The article got me thinking about cloud-based gaming-services like OnLive, Gaikai, and whatever Ken Kutaragi is cooking up. While some of you are fixated on the pricing structure these services will offer (stares at Smartguy), I think that’s a pretty minor problem. Sure, a small and vocal percentage of customers will argue that digital downloads should be much cheaper than retail games and be disappointed when they’re not. Some will complain about not being able to resell games. The majority of consumers will just pay the set price and live with it (see the Xbox 360 wireless adapter, for example).

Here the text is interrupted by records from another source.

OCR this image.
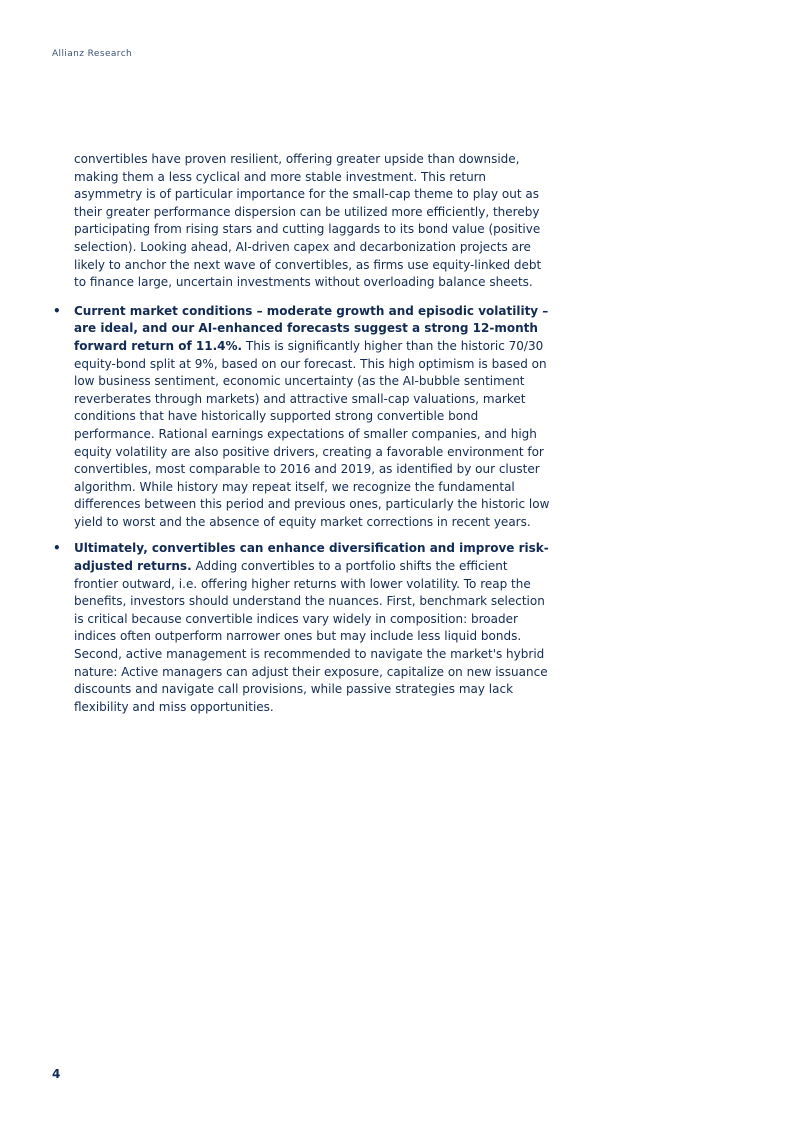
Allianz Research

convertibles have proven resilient, offering greater upside than downside, making them a less cyclical and more stable investment. This return asymmetry is of particular importance for the small-cap theme to play out as their greater performance dispersion can be utilized more efficiently, thereby participating from rising stars and cutting laggards to its bond value (positive selection). Looking ahead, AI-driven capex and decarbonization projects are likely to anchor the next wave of convertibles, as firms use equity-linked debt to finance large, uncertain investments without overloading balance sheets.

• Current market conditions – moderate growth and episodic volatility – are ideal, and our AI-enhanced forecasts suggest a strong 12-month forward return of 11.4%. This is significantly higher than the historic 70/30 equity-bond split at 9%, based on our forecast. This high optimism is based on low business sentiment, economic uncertainty (as the AI-bubble sentiment reverberates through markets) and attractive small-cap valuations, market conditions that have historically supported strong convertible bond performance. Rational earnings expectations of smaller companies, and high equity volatility are also positive drivers, creating a favorable environment for convertibles, most comparable to 2016 and 2019, as identified by our cluster algorithm. While history may repeat itself, we recognize the fundamental differences between this period and previous ones, particularly the historic low yield to worst and the absence of equity market corrections in recent years.
• Ultimately, convertibles can enhance diversification and improve risk-adjusted returns. Adding convertibles to a portfolio shifts the efficient frontier outward, i.e. offering higher returns with lower volatility. To reap the benefits, investors should understand the nuances. First, benchmark selection is critical because convertible indices vary widely in composition: broader indices often outperform narrower ones but may include less liquid bonds. Second, active management is recommended to navigate the market's hybrid nature: Active managers can adjust their exposure, capitalize on new issuance discounts and navigate call provisions, while passive strategies may lack flexibility and miss opportunities.
4
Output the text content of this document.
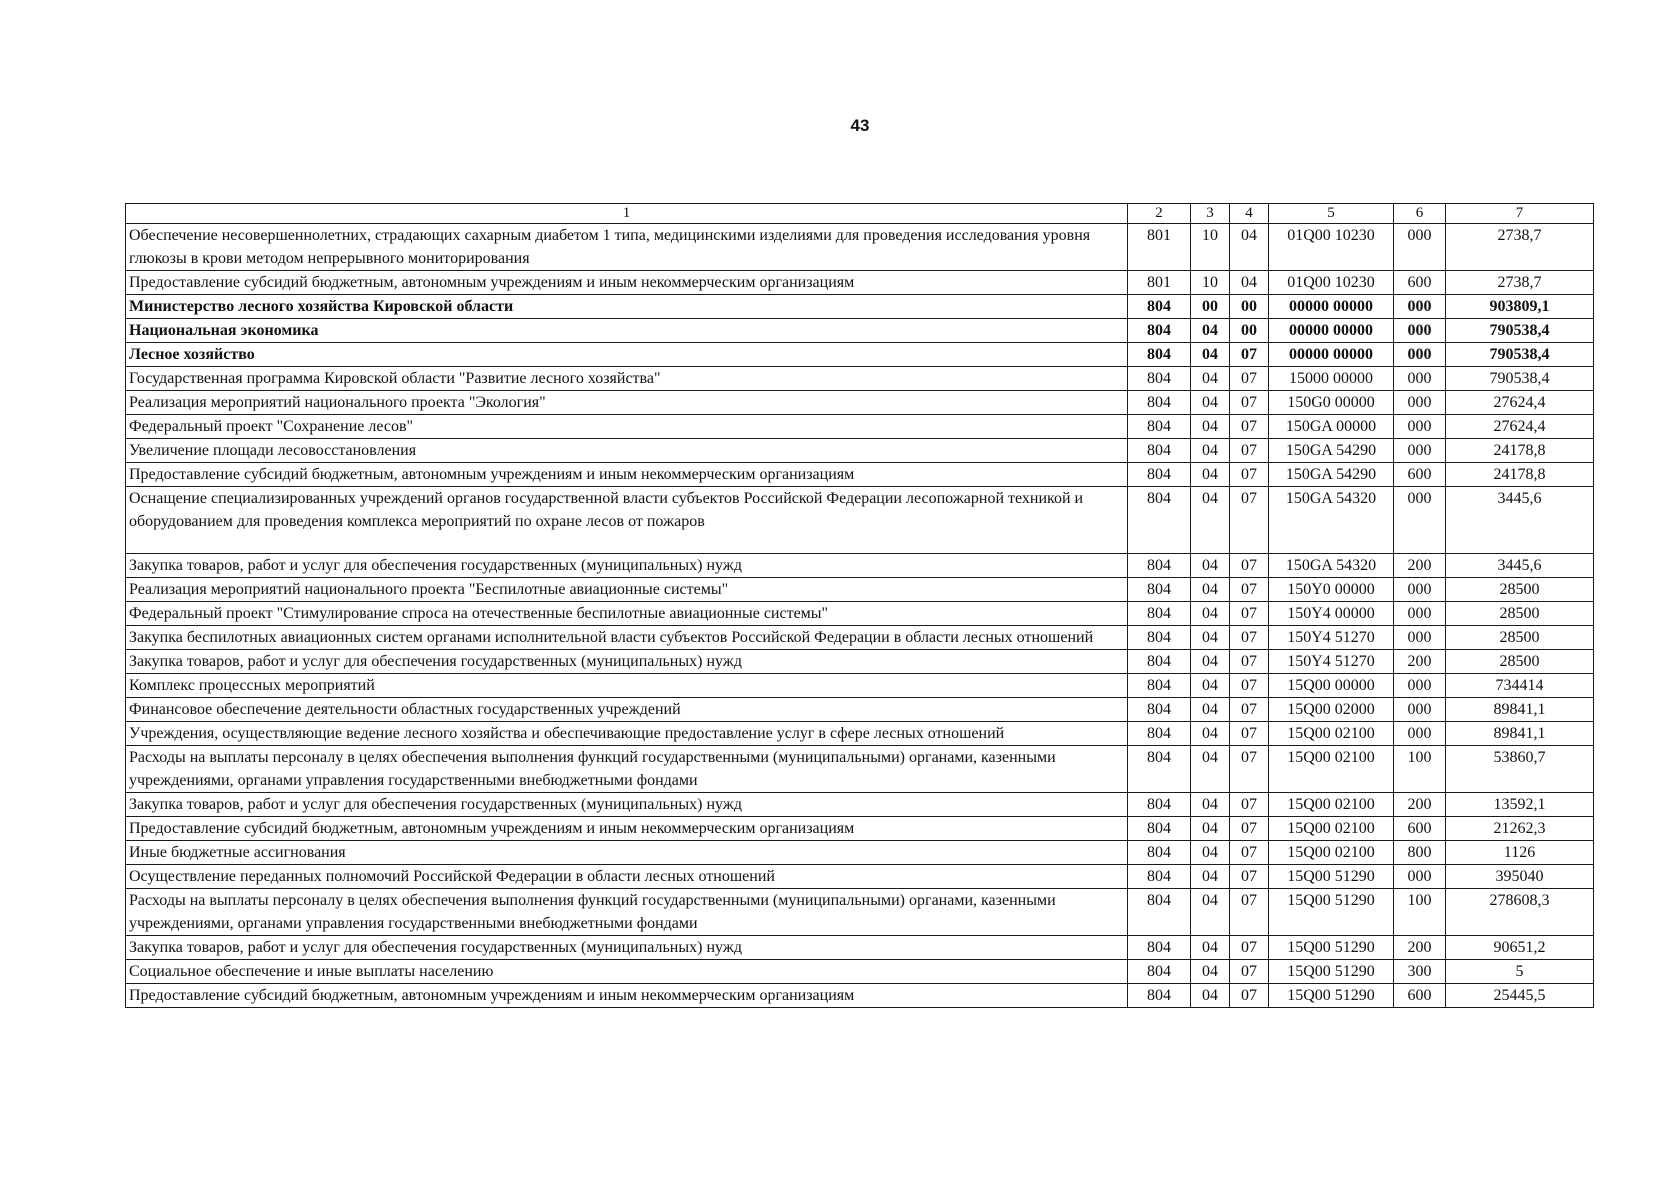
43
1	2	3	4	5	6	7
Обеспечение несовершеннолетних, страдающих сахарным диабетом 1 типа, медицинскими изделиями для проведения исследования уровня глюкозы в крови методом непрерывного мониторирования	801	10	04	01Q00 10230	000	2738,7
Предоставление субсидий бюджетным, автономным учреждениям и иным некоммерческим организациям	801	10	04	01Q00 10230	600	2738,7
Министерство лесного хозяйства Кировской области	804	00	00	00000 00000	000	903809,1
Национальная экономика	804	04	00	00000 00000	000	790538,4
Лесное хозяйство	804	04	07	00000 00000	000	790538,4
Государственная программа Кировской области "Развитие лесного хозяйства"	804	04	07	15000 00000	000	790538,4
Реализация мероприятий национального проекта "Экология"	804	04	07	150G0 00000	000	27624,4
Федеральный проект "Сохранение лесов"	804	04	07	150GA 00000	000	27624,4
Увеличение площади лесовосстановления	804	04	07	150GA 54290	000	24178,8
Предоставление субсидий бюджетным, автономным учреждениям и иным некоммерческим организациям	804	04	07	150GA 54290	600	24178,8
Оснащение специализированных учреждений органов государственной власти субъектов Российской Федерации лесопожарной техникой и оборудованием для проведения комплекса мероприятий по охране лесов от пожаров	804	04	07	150GA 54320	000	3445,6
Закупка товаров, работ и услуг для обеспечения государственных (муниципальных) нужд	804	04	07	150GA 54320	200	3445,6
Реализация мероприятий национального проекта "Беспилотные авиационные системы"	804	04	07	150Y0 00000	000	28500
Федеральный проект "Стимулирование спроса на отечественные беспилотные авиационные системы"	804	04	07	150Y4 00000	000	28500
Закупка беспилотных авиационных систем органами исполнительной власти субъектов Российской Федерации в области лесных отношений	804	04	07	150Y4 51270	000	28500
Закупка товаров, работ и услуг для обеспечения государственных (муниципальных) нужд	804	04	07	150Y4 51270	200	28500
Комплекс процессных мероприятий	804	04	07	15Q00 00000	000	734414
Финансовое обеспечение деятельности областных государственных учреждений	804	04	07	15Q00 02000	000	89841,1
Учреждения, осуществляющие ведение лесного хозяйства и обеспечивающие предоставление услуг в сфере лесных отношений	804	04	07	15Q00 02100	000	89841,1
Расходы на выплаты персоналу в целях обеспечения выполнения функций государственными (муниципальными) органами, казенными учреждениями, органами управления государственными внебюджетными фондами	804	04	07	15Q00 02100	100	53860,7
Закупка товаров, работ и услуг для обеспечения государственных (муниципальных) нужд	804	04	07	15Q00 02100	200	13592,1
Предоставление субсидий бюджетным, автономным учреждениям и иным некоммерческим организациям	804	04	07	15Q00 02100	600	21262,3
Иные бюджетные ассигнования	804	04	07	15Q00 02100	800	1126
Осуществление переданных полномочий Российской Федерации в области лесных отношений	804	04	07	15Q00 51290	000	395040
Расходы на выплаты персоналу в целях обеспечения выполнения функций государственными (муниципальными) органами, казенными учреждениями, органами управления государственными внебюджетными фондами	804	04	07	15Q00 51290	100	278608,3
Закупка товаров, работ и услуг для обеспечения государственных (муниципальных) нужд	804	04	07	15Q00 51290	200	90651,2
Социальное обеспечение и иные выплаты населению	804	04	07	15Q00 51290	300	5
Предоставление субсидий бюджетным, автономным учреждениям и иным некоммерческим организациям	804	04	07	15Q00 51290	600	25445,5
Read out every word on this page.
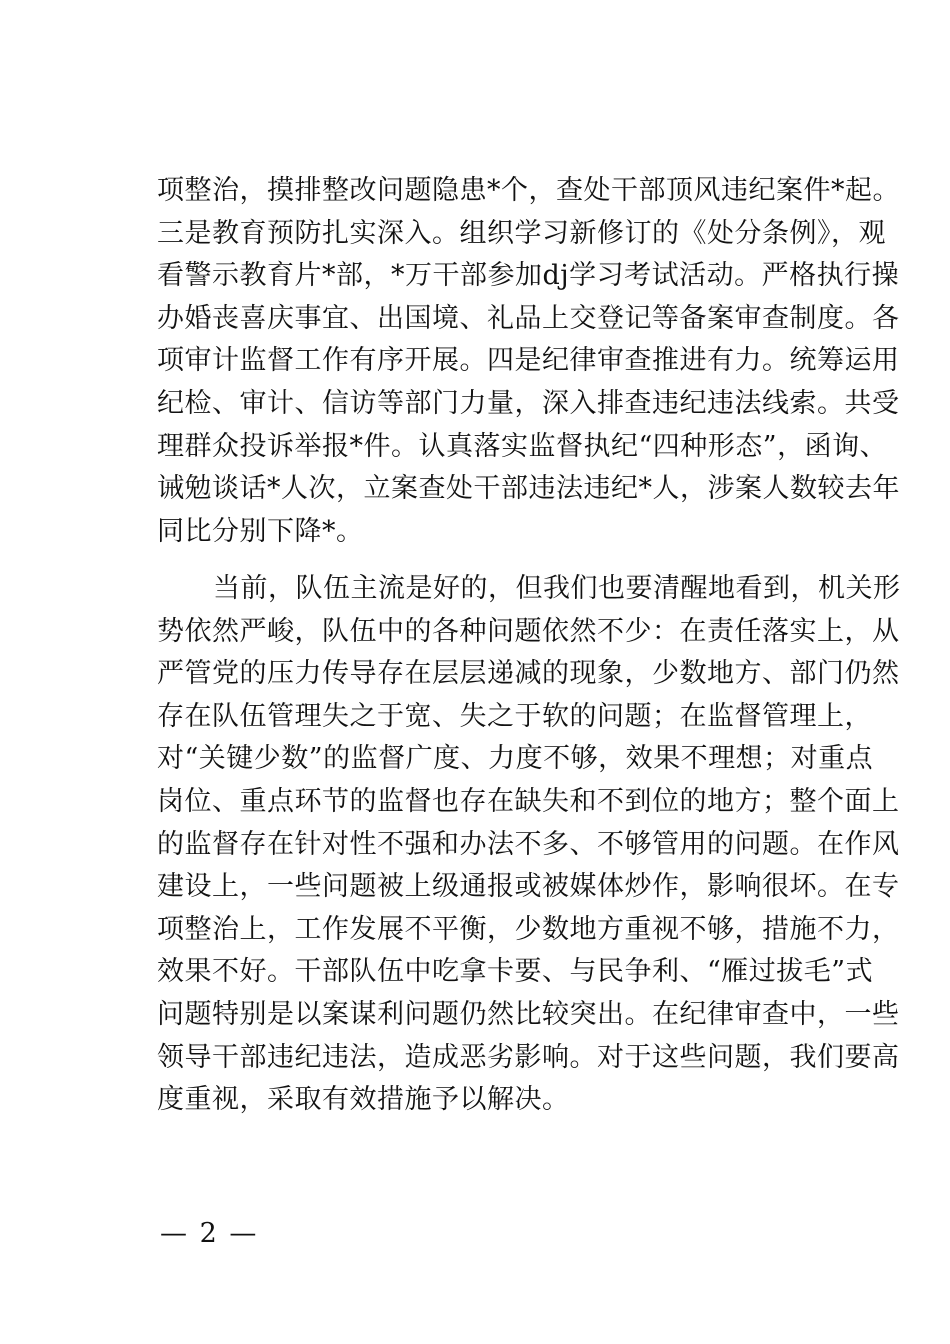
项整治，摸排整改问题隐患*个，查处干部顶风违纪案件*起。
三是教育预防扎实深入。组织学习新修订的《处分条例》，观
看警示教育片*部，*万干部参加dj学习考试活动。严格执行操
办婚丧喜庆事宜、出国境、礼品上交登记等备案审查制度。各
项审计监督工作有序开展。四是纪律审查推进有力。统筹运用
纪检、审计、信访等部门力量，深入排查违纪违法线索。共受
理群众投诉举报*件。认真落实监督执纪“四种形态”，函询、
诫勉谈话*人次，立案查处干部违法违纪*人，涉案人数较去年
同比分别下降*。
当前，队伍主流是好的，但我们也要清醒地看到，机关形
势依然严峻，队伍中的各种问题依然不少：在责任落实上，从
严管党的压力传导存在层层递减的现象，少数地方、部门仍然
存在队伍管理失之于宽、失之于软的问题；在监督管理上，
对“关键少数”的监督广度、力度不够，效果不理想；对重点
岗位、重点环节的监督也存在缺失和不到位的地方；整个面上
的监督存在针对性不强和办法不多、不够管用的问题。在作风
建设上，一些问题被上级通报或被媒体炒作，影响很坏。在专
项整治上，工作发展不平衡，少数地方重视不够，措施不力，
效果不好。干部队伍中吃拿卡要、与民争利、“雁过拔毛”式
问题特别是以案谋利问题仍然比较突出。在纪律审查中，一些
领导干部违纪违法，造成恶劣影响。对于这些问题，我们要高
度重视，采取有效措施予以解决。
— 2 —
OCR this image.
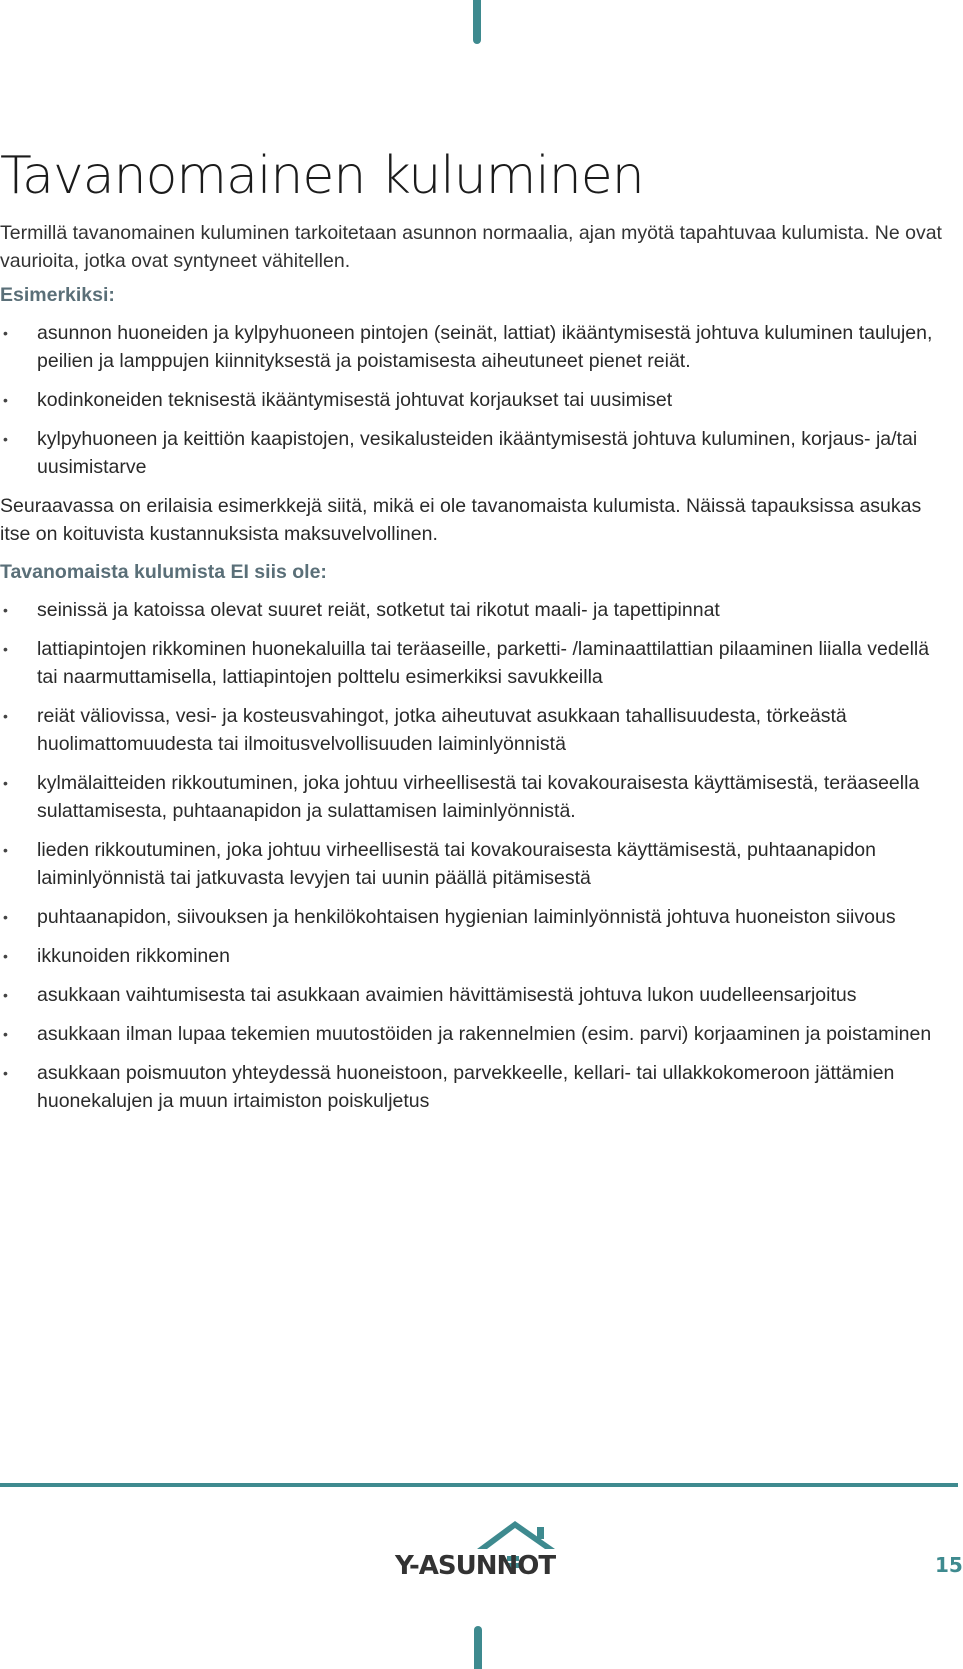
Tavanomainen kuluminen

Termillä tavanomainen kuluminen tarkoitetaan asunnon normaalia, ajan myötä tapahtuvaa kulumista. Ne ovat vaurioita, jotka ovat syntyneet vähitellen.

Esimerkiksi:
• asunnon huoneiden ja kylpyhuoneen pintojen (seinät, lattiat) ikääntymisestä johtuva kuluminen taulujen, peilien ja lamppujen kiinnityksestä ja poistamisesta aiheutuneet pienet reiät.
• kodinkoneiden teknisestä ikääntymisestä johtuvat korjaukset tai uusimiset
• kylpyhuoneen ja keittiön kaapistojen, vesikalusteiden ikääntymisestä johtuva kuluminen, korjaus- ja/tai uusimistarve

Seuraavassa on erilaisia esimerkkejä siitä, mikä ei ole tavanomaista kulumista. Näissä tapauksissa asukas itse on koituvista kustannuksista maksuvelvollinen.

Tavanomaista kulumista EI siis ole:
• seinissä ja katoissa olevat suuret reiät, sotketut tai rikotut maali- ja tapettipinnat
• lattiapintojen rikkominen huonekaluilla tai teräaseille, parketti- /laminaattilattian pilaaminen liialla vedellä tai naarmuttamisella, lattiapintojen polttelu esimerkiksi savukkeilla
• reiät väliovissa, vesi- ja kosteusvahingot, jotka aiheutuvat asukkaan tahallisuudesta, törkeästä huolimattomuudesta tai ilmoitusvelvollisuuden laiminlyönnistä
• kylmälaitteiden rikkoutuminen, joka johtuu virheellisestä tai kovakouraisesta käyttämisestä, teräaseella sulattamisesta, puhtaanapidon ja sulattamisen laiminlyönnistä.
• lieden rikkoutuminen, joka johtuu virheellisestä tai kovakouraisesta käyttämisestä, puhtaanapidon laiminlyönnistä tai jatkuvasta levyjen tai uunin päällä pitämisestä
• puhtaanapidon, siivouksen ja henkilökohtaisen hygienian laiminlyönnistä johtuva huoneiston siivous
• ikkunoiden rikkominen
• asukkaan vaihtumisesta tai asukkaan avaimien hävittämisestä johtuva lukon uudelleensarjoitus
• asukkaan ilman lupaa tekemien muutostöiden ja rakennelmien (esim. parvi) korjaaminen ja poistaminen
• asukkaan poismuuton yhteydessä huoneistoon, parvekkeelle, kellari- tai ullakkokomeroon jättämien huonekalujen ja muun irtaimiston poiskuljetus
Y-ASUNNOT	15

Getting back to the death of unlimited Internet, I’ve said time and time again that Internet services providers are the biggest obstacles to cloud gaming in America. How can you stream Blu-ray quality graphics when you have a Comcastic bandwidth cap of 250GB? How can you play hours and hours of online games every day with a limited amount of Internet access? The answer is that you can do all these things…but you’ll have to pay a premium price for Internet service. You’ll have to pay for the top speeds and the largest caps, which will surely cost more than whatever you’re paying now and can eliminate some of the inherent “cheapness” cloud gaming has to offer.
I’m all for cloud gaming. I am of the opinion that optical discs and plastic boxes are stupid. I’d gladly trade the stacks and stacks of games that I have for files in a digital locker. The problem is that ISPs are going to make it difficult for me to get to my locker.